Sunday, January 25, 2015

Common Ancestry and Relatedness


Most of you reading this blog post must be wondering why I titled my blog this way. I decided that the discussion of common ancestry and relatedness is a commonly misused concept; people often refer to relatedness as a characteristic that occurs just because two species have many similar physical characteristics, or refer to our own most recent common ancestor as the chimpanzees. People constantly refer to some organisms as more advanced than others just because they have more genes in their genome or more appendages that connect their legs, or in the instance of argument that humans are more complex than other animals, we are apparently more complex just because we can solve complicated math problems, write poetry, and play music. This is not the case, and quite frankly, now understanding this concept much better, this irks me every time, and I think it is critical that people understand the errors in these statements so as to see the true pattern of evolution and relatedness between all species - that we are all interconnected in so many ways.
Common ancestry, unlike common belief and the belief of systematists in the early 1700’s, is determined not by the most physiological similarities between species, but by the most recent common ancestor shared by the two species. This could be analogous to a family pedigree: you would not say that you are more closely related to your cousin than to your brother just because both of you have blue eyes, whereas your brother has brown eyes. Instead you would intuitively say that you are more closely related to your brother because both of you share a more recent common ancestor (your parents) than you and your cousin (your grandparents). The same idea applies when determining the relatedness between two species. In the above image, species A and B are more closely related than A and C because A and B share a more recent common ancestor than A and C. A and B share a common ancestor at 3, whereas A and C share a common ancestor at 1, which is much more ancient than the ancestor at 3.
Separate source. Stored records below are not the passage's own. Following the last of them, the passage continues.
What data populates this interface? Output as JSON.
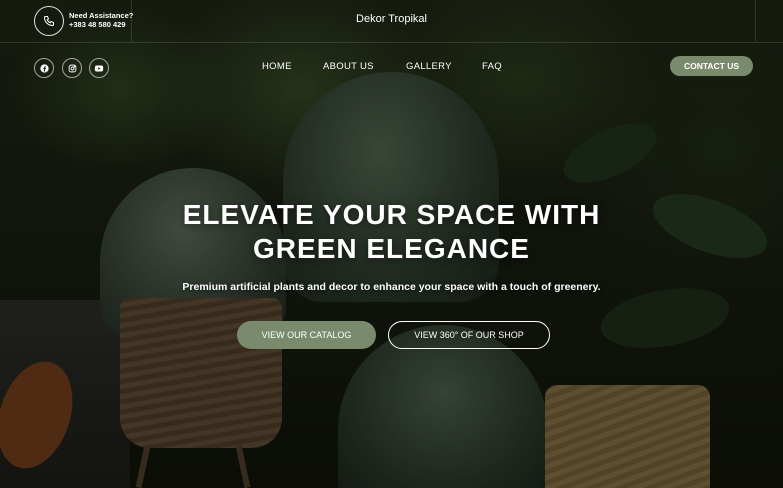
{
  "header": {
    "assistance_label": "Need Assistance?",
    "phone": "+383 48 580 429",
    "brand": "Dekor Tropikal",
    "contact_button": "CONTACT US"
  },
  "social": [
    {
      "icon": "facebook-icon"
    },
    {
      "icon": "instagram-icon"
    },
    {
      "icon": "youtube-icon"
    }
  ],
  "nav": {
    "items": [
      {
        "label": "HOME"
      },
      {
        "label": "ABOUT US"
      },
      {
        "label": "GALLERY"
      },
      {
        "label": "FAQ"
      }
    ]
  },
  "hero": {
    "headline_line1": "ELEVATE YOUR SPACE WITH",
    "headline_line2": "GREEN ELEGANCE",
    "subtitle": "Premium artificial plants and decor to enhance your space with a touch of greenery.",
    "catalog_button": "VIEW OUR CATALOG",
    "tour_button": "VIEW 360° OF OUR SHOP"
  },
  "colors": {
    "accent": "#7a8a6c",
    "text": "#ffffff"
  }
}
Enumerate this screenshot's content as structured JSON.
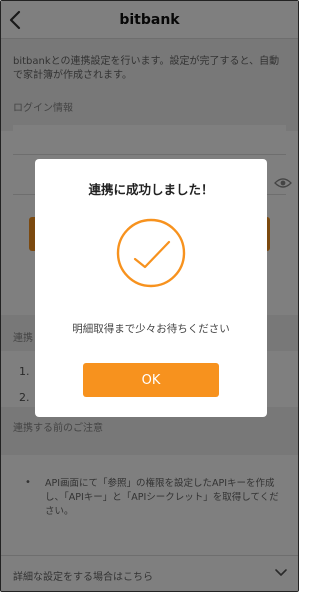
{
  "header": {
    "title": "bitbank"
  },
  "intro": {
    "text": "bitbankとの連携設定を行います。設定が完了すると、自動で家計簿が作成されます。"
  },
  "login": {
    "section_label": "ログイン情報"
  },
  "integration": {
    "section_label": "連携",
    "steps": [
      "1.",
      "2."
    ]
  },
  "notes": {
    "section_label": "連携する前のご注意",
    "bullet": "•",
    "text": "API画面にて「参照」の権限を設定したAPIキーを作成し、「APIキー」と「APIシークレット」を取得してください。"
  },
  "advanced": {
    "label": "詳細な設定をする場合はこちら"
  },
  "modal": {
    "title": "連携に成功しました！",
    "message": "明細取得まで少々お待ちください",
    "ok_label": "OK"
  },
  "colors": {
    "accent": "#f7921e",
    "overlay": "rgba(0,0,0,0.5)"
  }
}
Thus, this model allows us to see that only common ancestry can explain why similar structures in distantly related species occur. Similar structures appear because all species share a common ancestor, and during gene mixing and recombination, some of the genes are transferred to the new population of the species (off topic, but a reason why I do not support genetically choosing favorable traits in a child: it disturbs natural selection and gene recombination), and over time, the traits change along the branches of the tree, and accumulate changes. Hopefully this cleared up the common misconception of relatedness and allowed you to see just how different evolution really is, and how all species are actually interconnected to one another. Once I understood this, my view on the species around me changed drastically! I hope the same happened for all of you as well.